Cringe comedy. It still feels pretty fresh 35 years later, presumably because cringe comedy has become mainstream, celebrity culture continues to be ripe for satire, the handling of madness is sensitive, and Scorsese was ahead of his time in allowing Sandra Bernhard’s female stalker to shine at the climax instead of relegating her entirely to the sidelines. There’s even a stereotype-breaking Japanese role at Jerry’s country house. It’s also fun to see De Niro and Jerry Lewis going against type.
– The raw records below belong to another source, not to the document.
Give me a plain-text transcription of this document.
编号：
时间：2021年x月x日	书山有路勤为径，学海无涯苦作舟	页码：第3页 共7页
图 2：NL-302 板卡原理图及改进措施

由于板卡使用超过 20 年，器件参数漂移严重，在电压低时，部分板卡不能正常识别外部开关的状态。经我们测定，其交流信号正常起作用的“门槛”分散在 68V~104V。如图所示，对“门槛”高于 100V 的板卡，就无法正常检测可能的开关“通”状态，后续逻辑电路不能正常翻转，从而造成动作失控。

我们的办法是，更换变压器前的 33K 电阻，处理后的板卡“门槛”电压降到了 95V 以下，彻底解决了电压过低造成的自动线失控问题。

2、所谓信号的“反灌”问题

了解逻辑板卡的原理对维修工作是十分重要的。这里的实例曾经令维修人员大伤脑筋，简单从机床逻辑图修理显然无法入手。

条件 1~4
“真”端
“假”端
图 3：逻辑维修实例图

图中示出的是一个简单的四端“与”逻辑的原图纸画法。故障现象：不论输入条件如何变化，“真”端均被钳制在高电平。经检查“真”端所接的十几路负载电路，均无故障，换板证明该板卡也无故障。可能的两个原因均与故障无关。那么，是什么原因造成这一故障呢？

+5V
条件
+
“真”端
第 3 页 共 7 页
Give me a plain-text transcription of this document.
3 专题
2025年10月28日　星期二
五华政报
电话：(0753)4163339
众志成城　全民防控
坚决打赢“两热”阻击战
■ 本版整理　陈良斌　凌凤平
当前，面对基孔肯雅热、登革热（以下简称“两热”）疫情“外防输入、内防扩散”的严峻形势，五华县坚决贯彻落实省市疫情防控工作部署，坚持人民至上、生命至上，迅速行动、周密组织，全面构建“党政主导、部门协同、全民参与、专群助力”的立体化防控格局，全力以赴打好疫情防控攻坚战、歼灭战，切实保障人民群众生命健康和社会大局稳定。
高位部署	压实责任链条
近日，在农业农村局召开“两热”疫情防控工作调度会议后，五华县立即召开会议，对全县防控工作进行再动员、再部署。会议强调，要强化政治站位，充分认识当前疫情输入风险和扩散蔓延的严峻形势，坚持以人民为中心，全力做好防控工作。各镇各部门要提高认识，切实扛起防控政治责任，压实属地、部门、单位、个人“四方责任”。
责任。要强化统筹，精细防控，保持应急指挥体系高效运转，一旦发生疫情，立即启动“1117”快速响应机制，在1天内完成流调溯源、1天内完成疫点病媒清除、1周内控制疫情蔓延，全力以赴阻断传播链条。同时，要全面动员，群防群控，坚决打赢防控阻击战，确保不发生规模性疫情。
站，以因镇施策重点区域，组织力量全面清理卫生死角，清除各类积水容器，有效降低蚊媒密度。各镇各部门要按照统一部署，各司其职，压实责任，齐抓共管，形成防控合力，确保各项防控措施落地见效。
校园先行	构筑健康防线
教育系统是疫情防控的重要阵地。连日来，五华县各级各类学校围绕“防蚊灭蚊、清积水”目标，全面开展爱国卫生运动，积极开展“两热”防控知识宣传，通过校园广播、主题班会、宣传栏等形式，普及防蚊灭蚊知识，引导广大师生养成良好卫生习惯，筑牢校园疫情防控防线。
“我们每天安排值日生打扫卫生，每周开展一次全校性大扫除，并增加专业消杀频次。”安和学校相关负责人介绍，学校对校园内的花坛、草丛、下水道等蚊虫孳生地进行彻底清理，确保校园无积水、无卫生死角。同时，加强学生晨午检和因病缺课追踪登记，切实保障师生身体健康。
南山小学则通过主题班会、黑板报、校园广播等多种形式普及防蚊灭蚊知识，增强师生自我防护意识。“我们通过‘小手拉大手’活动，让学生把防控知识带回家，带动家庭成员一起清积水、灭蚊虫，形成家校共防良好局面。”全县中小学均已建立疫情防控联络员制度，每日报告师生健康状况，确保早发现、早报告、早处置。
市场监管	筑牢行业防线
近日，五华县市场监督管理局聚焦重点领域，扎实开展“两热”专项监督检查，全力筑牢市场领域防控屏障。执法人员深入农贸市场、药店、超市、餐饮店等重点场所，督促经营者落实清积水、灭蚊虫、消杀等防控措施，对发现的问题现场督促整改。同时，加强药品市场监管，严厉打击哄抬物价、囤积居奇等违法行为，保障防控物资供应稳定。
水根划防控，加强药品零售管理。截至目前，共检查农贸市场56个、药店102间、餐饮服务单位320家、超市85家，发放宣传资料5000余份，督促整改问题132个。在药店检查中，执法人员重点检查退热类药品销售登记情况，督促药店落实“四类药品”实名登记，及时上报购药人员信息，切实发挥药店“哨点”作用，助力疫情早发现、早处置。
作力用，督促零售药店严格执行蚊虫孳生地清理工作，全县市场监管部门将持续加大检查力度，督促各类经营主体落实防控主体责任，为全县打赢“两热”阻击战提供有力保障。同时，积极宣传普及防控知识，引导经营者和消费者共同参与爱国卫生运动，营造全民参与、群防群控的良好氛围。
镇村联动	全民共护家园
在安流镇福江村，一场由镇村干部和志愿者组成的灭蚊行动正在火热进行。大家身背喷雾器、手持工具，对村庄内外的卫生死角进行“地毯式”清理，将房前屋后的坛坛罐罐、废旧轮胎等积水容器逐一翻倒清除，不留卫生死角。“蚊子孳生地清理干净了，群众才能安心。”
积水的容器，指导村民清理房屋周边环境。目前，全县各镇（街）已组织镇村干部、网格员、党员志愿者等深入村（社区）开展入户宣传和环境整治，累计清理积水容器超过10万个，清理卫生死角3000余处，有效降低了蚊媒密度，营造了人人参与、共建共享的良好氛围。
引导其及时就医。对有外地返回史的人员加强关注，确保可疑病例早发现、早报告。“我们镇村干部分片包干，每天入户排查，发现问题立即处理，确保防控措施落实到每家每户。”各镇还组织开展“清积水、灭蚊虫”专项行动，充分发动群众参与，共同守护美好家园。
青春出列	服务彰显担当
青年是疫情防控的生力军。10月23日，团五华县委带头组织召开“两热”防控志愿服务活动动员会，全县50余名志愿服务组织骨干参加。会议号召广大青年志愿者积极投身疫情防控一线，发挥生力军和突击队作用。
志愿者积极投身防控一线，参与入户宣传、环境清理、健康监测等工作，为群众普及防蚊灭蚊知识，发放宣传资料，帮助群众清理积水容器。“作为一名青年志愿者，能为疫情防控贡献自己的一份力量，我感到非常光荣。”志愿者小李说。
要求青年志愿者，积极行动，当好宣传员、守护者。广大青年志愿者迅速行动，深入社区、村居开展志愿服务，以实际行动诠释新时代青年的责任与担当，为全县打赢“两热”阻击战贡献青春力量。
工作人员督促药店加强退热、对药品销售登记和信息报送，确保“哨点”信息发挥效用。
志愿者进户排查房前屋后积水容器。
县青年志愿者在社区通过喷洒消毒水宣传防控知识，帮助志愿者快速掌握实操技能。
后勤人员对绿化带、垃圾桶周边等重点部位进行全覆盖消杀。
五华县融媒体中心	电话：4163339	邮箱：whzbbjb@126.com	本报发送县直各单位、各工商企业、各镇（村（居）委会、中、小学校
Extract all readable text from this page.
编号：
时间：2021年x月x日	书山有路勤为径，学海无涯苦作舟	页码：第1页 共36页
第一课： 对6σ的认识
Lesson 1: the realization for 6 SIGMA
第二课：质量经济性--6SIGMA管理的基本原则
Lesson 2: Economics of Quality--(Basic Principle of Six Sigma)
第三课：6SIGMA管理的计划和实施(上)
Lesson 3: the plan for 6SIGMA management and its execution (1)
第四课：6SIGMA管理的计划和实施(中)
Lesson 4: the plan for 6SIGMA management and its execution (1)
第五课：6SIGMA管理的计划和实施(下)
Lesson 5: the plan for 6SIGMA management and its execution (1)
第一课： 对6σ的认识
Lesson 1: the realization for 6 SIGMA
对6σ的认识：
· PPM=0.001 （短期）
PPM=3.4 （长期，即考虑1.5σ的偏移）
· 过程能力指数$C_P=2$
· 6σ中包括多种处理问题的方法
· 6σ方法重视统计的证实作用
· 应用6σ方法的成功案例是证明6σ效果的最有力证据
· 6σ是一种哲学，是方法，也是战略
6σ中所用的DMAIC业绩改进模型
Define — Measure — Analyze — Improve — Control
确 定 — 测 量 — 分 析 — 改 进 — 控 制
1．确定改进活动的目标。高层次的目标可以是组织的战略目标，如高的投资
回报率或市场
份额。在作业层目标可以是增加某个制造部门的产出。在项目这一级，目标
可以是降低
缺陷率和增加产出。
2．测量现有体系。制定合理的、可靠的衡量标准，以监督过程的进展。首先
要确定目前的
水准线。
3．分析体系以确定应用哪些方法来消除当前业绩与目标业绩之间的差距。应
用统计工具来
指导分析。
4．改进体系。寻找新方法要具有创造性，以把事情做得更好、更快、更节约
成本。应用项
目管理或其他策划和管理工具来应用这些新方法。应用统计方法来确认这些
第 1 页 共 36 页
I was surprised that the director revealed Pupkin to be competent as a comedian. After much teasing of the audience, it turns out he’s self-obsessed even in his material, but he is still funny, with witnesses exterior to his own mind. Did Scorsese intend for it to seem like the late-night comedy form causes people to laugh regardless of content? The interior-exterior ambiguity of the final scene comes while the narrative is spiralling wildly out from a Network (1976) to a Truman Show (1998) level of unreality. Captivating and funny as that is, it undermines the rest of the movie. What was the point of showing Pupkin constantly lying to himself and making terrible decisions like a realistic stalker if he is in fact smart, funny, and collected enough to do both the kidnapping and the stand-up comedy show well? Rather than a balancing act, that’s a self-contradiction.

References here: Nightcrawler (2014), Joker (2019).